En relación a las transferencias de votos, parece ser que gran parte de la votación aprista ha ido a engrosar los votos blancos y viciados, otro porcentaje se quedó en Cambio 90 y un pequeño sector a Coordinadora Democrática de José Barba. En el caso del voto izquierdista, los del PCP votaron por MDI y SODE y los del PUM y UNIR incrementaron los votos nulos y viciados. Ningún partido mantiene su clientela electoral sin variaciones. Este también es el caso de los antiguos electores del PPC, que han pasado -a lo largo de estos dos años- a las filas de Nueva Mayoría/Cambio 90. Pero, a su vez, el pepecismo ha recibido el apoyo de electores populistas y liberales, motivo por el cual mantiene su votación histórica. En el caso de Renovación, su mayor porcentaje proviene del Partido Libertad y un pequeño grupo de AP. Finalmente, el FIM ha extendido su porcentaje limeño a nivel nacional, logrando obtener votos de populistas y libertarios.

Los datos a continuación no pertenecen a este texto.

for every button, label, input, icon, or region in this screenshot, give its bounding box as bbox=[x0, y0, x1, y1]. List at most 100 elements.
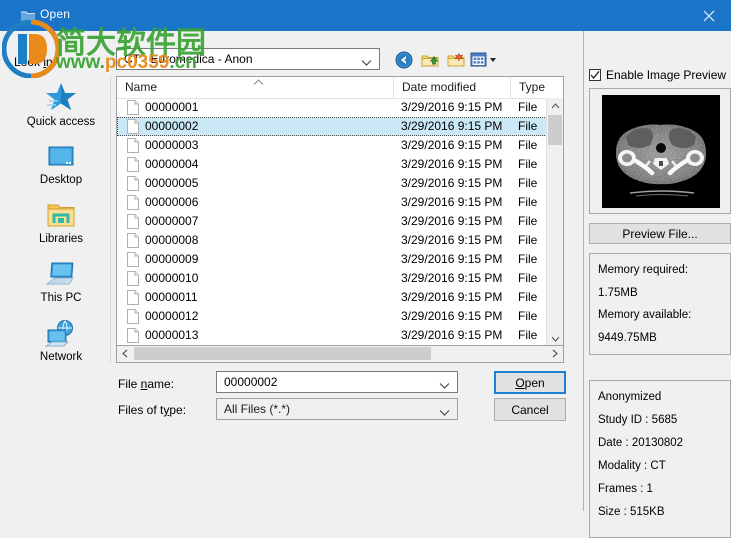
file-date-cell: 3/29/2016 9:15 PM bbox=[401, 214, 503, 228]
open-button[interactable]: Open bbox=[494, 371, 566, 394]
up-folder-icon[interactable] bbox=[418, 48, 442, 72]
file-icon bbox=[127, 290, 139, 305]
file-date-cell: 3/29/2016 9:15 PM bbox=[401, 138, 503, 152]
views-button[interactable] bbox=[468, 48, 502, 72]
dicom-metadata-panel: Anonymized Study ID : 5685 Date : 201308… bbox=[589, 380, 731, 538]
new-folder-icon[interactable] bbox=[444, 48, 468, 72]
ct-scan-preview-image bbox=[602, 95, 720, 208]
back-button[interactable] bbox=[392, 48, 416, 72]
desktop-icon bbox=[12, 136, 110, 172]
file-icon bbox=[127, 309, 139, 324]
star-icon bbox=[12, 78, 110, 114]
metadata-frames: Frames : 1 bbox=[598, 483, 653, 495]
file-icon bbox=[127, 328, 139, 343]
metadata-size: Size : 515KB bbox=[598, 506, 665, 518]
table-row[interactable]: 00000012 3/29/2016 9:15 PM File bbox=[117, 307, 563, 326]
preview-frame bbox=[589, 88, 731, 214]
sidebar-item-label: Quick access bbox=[26, 116, 96, 128]
memory-available-value: 9449.75MB bbox=[598, 332, 657, 344]
file-date-cell: 3/29/2016 9:15 PM bbox=[401, 271, 503, 285]
this-pc-icon bbox=[12, 254, 110, 290]
chevron-down-icon[interactable] bbox=[439, 406, 450, 420]
file-name-cell: 00000001 bbox=[145, 100, 199, 114]
sidebar-item-label: This PC bbox=[40, 292, 82, 304]
lookin-value: CT - Euromedica - Anon bbox=[124, 52, 253, 66]
table-row[interactable]: 00000001 3/29/2016 9:15 PM File bbox=[117, 98, 563, 117]
file-date-cell: 3/29/2016 9:15 PM bbox=[401, 309, 503, 323]
sidebar-item-quick-access[interactable]: Quick access bbox=[12, 78, 110, 135]
sidebar-item-desktop[interactable]: Desktop bbox=[12, 136, 110, 193]
file-list-horizontal-scrollbar[interactable] bbox=[116, 346, 564, 363]
file-name-cell: 00000008 bbox=[145, 233, 199, 247]
window-title: Open bbox=[40, 7, 71, 21]
file-icon bbox=[127, 100, 139, 115]
scroll-down-icon[interactable] bbox=[547, 331, 563, 345]
file-type-cell: File bbox=[518, 100, 538, 114]
file-list-vertical-scrollbar[interactable] bbox=[546, 98, 563, 345]
file-icon bbox=[127, 138, 139, 153]
file-date-cell: 3/29/2016 9:15 PM bbox=[401, 119, 503, 133]
libraries-folder-icon bbox=[12, 195, 110, 231]
lookin-label: Look in: bbox=[14, 55, 57, 69]
table-row[interactable]: 00000005 3/29/2016 9:15 PM File bbox=[117, 174, 563, 193]
table-row[interactable]: 00000002 3/29/2016 9:15 PM File bbox=[117, 117, 563, 136]
column-header-date-modified[interactable]: Date modified bbox=[393, 77, 510, 98]
file-type-cell: File bbox=[518, 233, 538, 247]
table-row[interactable]: 00000010 3/29/2016 9:15 PM File bbox=[117, 269, 563, 288]
table-row[interactable]: 00000011 3/29/2016 9:15 PM File bbox=[117, 288, 563, 307]
vertical-scroll-thumb[interactable] bbox=[548, 115, 562, 145]
close-icon[interactable] bbox=[686, 0, 731, 31]
file-type-cell: File bbox=[518, 271, 538, 285]
file-name-cell: 00000011 bbox=[145, 290, 198, 304]
file-icon bbox=[127, 252, 139, 267]
chevron-down-icon bbox=[361, 56, 372, 70]
files-of-type-label: Files of type: bbox=[118, 403, 187, 417]
table-row[interactable]: 00000009 3/29/2016 9:15 PM File bbox=[117, 250, 563, 269]
file-name-input[interactable]: 00000002 bbox=[216, 371, 458, 393]
file-list[interactable]: Name Date modified Type 00000001 3/29/201… bbox=[116, 76, 564, 346]
table-row[interactable]: 00000007 3/29/2016 9:15 PM File bbox=[117, 212, 563, 231]
file-name-cell: 00000013 bbox=[145, 328, 199, 342]
file-icon bbox=[127, 195, 139, 210]
file-icon bbox=[127, 214, 139, 229]
table-row[interactable]: 00000003 3/29/2016 9:15 PM File bbox=[117, 136, 563, 155]
chevron-down-icon[interactable] bbox=[439, 379, 450, 393]
file-date-cell: 3/29/2016 9:15 PM bbox=[401, 252, 503, 266]
files-of-type-value: All Files (*.*) bbox=[224, 402, 291, 416]
file-type-cell: File bbox=[518, 157, 538, 171]
sidebar-item-this-pc[interactable]: This PC bbox=[12, 254, 110, 311]
file-name-cell: 00000010 bbox=[145, 271, 199, 285]
scroll-up-icon[interactable] bbox=[547, 98, 563, 114]
memory-required-value: 1.75MB bbox=[598, 287, 638, 299]
scroll-left-icon[interactable] bbox=[117, 346, 133, 361]
table-row[interactable]: 00000006 3/29/2016 9:15 PM File bbox=[117, 193, 563, 212]
file-type-cell: File bbox=[518, 290, 538, 304]
scroll-right-icon[interactable] bbox=[547, 346, 563, 361]
sidebar-item-libraries[interactable]: Libraries bbox=[12, 195, 110, 252]
table-row[interactable]: 00000013 3/29/2016 9:15 PM File bbox=[117, 326, 563, 345]
lookin-combobox[interactable]: CT - Euromedica - Anon bbox=[116, 48, 380, 70]
file-icon bbox=[127, 176, 139, 191]
enable-image-preview-checkbox[interactable]: Enable Image Preview bbox=[589, 68, 726, 82]
table-row[interactable]: 00000004 3/29/2016 9:15 PM File bbox=[117, 155, 563, 174]
file-name-value: 00000002 bbox=[224, 375, 278, 389]
cancel-button[interactable]: Cancel bbox=[494, 398, 566, 421]
file-type-cell: File bbox=[518, 176, 538, 190]
file-name-cell: 00000007 bbox=[145, 214, 199, 228]
table-row[interactable]: 00000008 3/29/2016 9:15 PM File bbox=[117, 231, 563, 250]
file-name-cell: 00000003 bbox=[145, 138, 199, 152]
enable-image-preview-label: Enable Image Preview bbox=[606, 68, 727, 82]
file-date-cell: 3/29/2016 9:15 PM bbox=[401, 176, 503, 190]
file-date-cell: 3/29/2016 9:15 PM bbox=[401, 157, 503, 171]
file-date-cell: 3/29/2016 9:15 PM bbox=[401, 328, 503, 342]
memory-required-label: Memory required: bbox=[598, 264, 689, 276]
file-date-cell: 3/29/2016 9:15 PM bbox=[401, 233, 503, 247]
sidebar-item-network[interactable]: Network bbox=[12, 313, 110, 370]
horizontal-scroll-thumb[interactable] bbox=[134, 347, 431, 360]
file-name-label: File name: bbox=[118, 377, 175, 391]
file-icon bbox=[127, 157, 139, 172]
file-name-cell: 00000012 bbox=[145, 309, 199, 323]
column-header-type[interactable]: Type bbox=[510, 77, 563, 98]
files-of-type-select[interactable]: All Files (*.*) bbox=[216, 398, 458, 420]
preview-file-button[interactable]: Preview File... bbox=[589, 223, 731, 244]
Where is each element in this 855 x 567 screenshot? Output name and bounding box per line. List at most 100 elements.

Un elemento que vale la pena anotar y que ha motivado el entusiasmo del régimen, es el porcentaje de ausentismo. Si éste se mantiene en ascenso, es probable que se empine al mayor porcentaje de la historia. Sin embargo, este porcentaje ha sido atribuido de manera irresponsable a la política y táctica de Sendero Luminoso. Ausentismo, relativamente alto, ha existido en el Perú antes de las acciones conocidas de Sendero Luminoso: 21% en el año 1980, por dar sólo un ejemplo. Esto se explicaba por la falta sistemática de la depuración del registro electoral. Esta fue una de las razones por las que el ausentismo llegó hasta alrededor del 35% en 1983. Al año siguiente, se creó el nuevo registro electoral y la primera elección produjo una reacción sustantiva de este rubro: 9%. De allí para adelante creció en forma tal que llegó hasta cerca del 22% en el año 1990. Este año, al ya anotado elemento de falta de depuración del registro electoral, se añade las migraciones internas producidas por la violencia política, así como la apatía -nunca antes vista-, desconocimiento y falta de credibilidad en el acto electoral. Esto coloca a los ausentes, no en una posición senderista, aunque sí de distancia, por el descrédito y falta de entusiasmo, por los actos de la vida política peruana incluyendo, por supuesto, el electoral.
Si se mantienen las proyecciones de estos días, en relación a los votos nulos y blancos, estos si bien no han crecido en las proporciones esperadas por sus propagandistas, sí será el más alto porcentaje de la historia electoral. En las zonas llamadas de emergencia -según todos los indicios- estos porcentajes también se han incrementado. Pero, en general, los votos nulos y blancos han seguido el mismo patrón de siempre: más alto en la sierra que en la costa, en el campo que en las ciudades, en las provincias que en Lima. Si hacemos el ejercicio de sumar la cantidad de electores ausentes más los que anularon o votaron en blanco, el porcentaje podría llegar hasta el 40% de los electores. Porcentaje alto si se tiene en cuenta que en el año 1990 llegó hasta el 27%. Estamos pues delante de una cifra muy importante y que amerita tomarse en cuenta.
El gobierno obtiene así mayoría en el Congreso, permitiendo que la nueva Constitución fujimorista sea escrita fuera del CCD y aprobada dentro. Se legitimará Fujimori, pero a costa de concentrar todo el poder. En adelante, no tendrá ningún regateo para resolver -según su propia estrategia- los problemas fundamentales del país; pero, asimismo, este escenario puede ser su talón de Aquiles: si no cumple sus promesas, la caída será más dura. El estado de gracia no durará mucho y así se aproximará, como suele suceder en estos casos, a los ya conocidos plazos tradicionales.